Why It Matters

Time to control Singapore football's future

LionsXII training at ITE Ang Mo Kio, on Nov 26, 2015. ST PHOTO: LIM SIN THAI

The LionsXII's unceremonious exit from Malaysian football has left not just the players, but also the Football Association of Singapore (FAS) red-faced.

For the LionsXII, who have been regarded as the richer cousins to their S-League counterparts, they now find themselves with little choice but to turn back to the domestic league. The LionsXII are used to a jet-setting lifestyle. They command larger salaries and play in front of crowds of tens of thousands. Next season, though, it's back to football in sparsely filled stands.

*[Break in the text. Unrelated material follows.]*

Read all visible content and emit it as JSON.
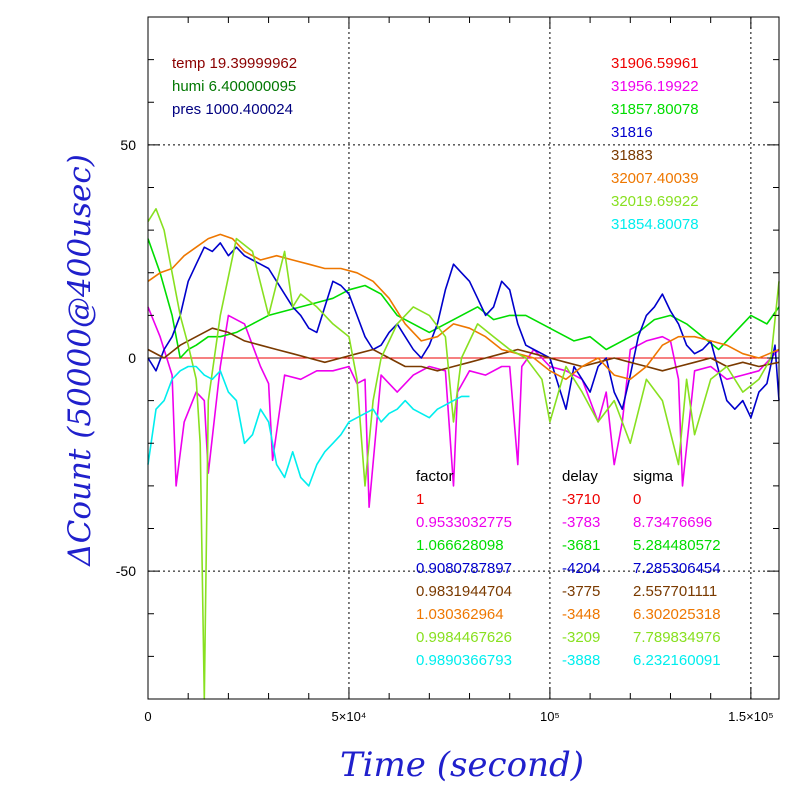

For the FAS, having its pride and joy - the LionsXII were created by the FAS in 2011 with the hope that having a team playing in Malaysia could help reignite football fever in Singapore - resort to now possibly playing in the very league the FAS chose to downplay is akin to a slap in the face.

The FAS said Tuesday's decision by the Football Association of Malaysia not to allow the LionsXII to play in its competitions from next year came as a shock. As recently as last week, everything pointed to business as usual next year. Yet, both sides actually had very different ideas of the future.

The easy thing for the FAS to do now is to cry foul and say it is the victim of perceived football politics. But the wiser thing to do would be to use the painful and embarrassing lesson to reassess its plans.

Let's face it, the return to Malaysia football - despite it yielding two trophies and a momentary return of Malaysia Cup fever - has outlived its usefulness. Gone are the days of full houses at Jalan Besar Stadium. The exercise also did little to help improve the standard of the Singapore national team, now ranked 152 in the Fifa rankings, down seven places from its 145th ranking in 2011.

Malaysia giving Singapore the boot could be a blessing in disguise - if the FAS realises the only way it can control its future is to be in charge of it. That means focusing on building a strong domestic league, even if it dreams of parading the LionsXII in the inaugural Asean Super League in 2017. Because as the FAS has found out, when relying on its neighbours, it has a record of being disappointed.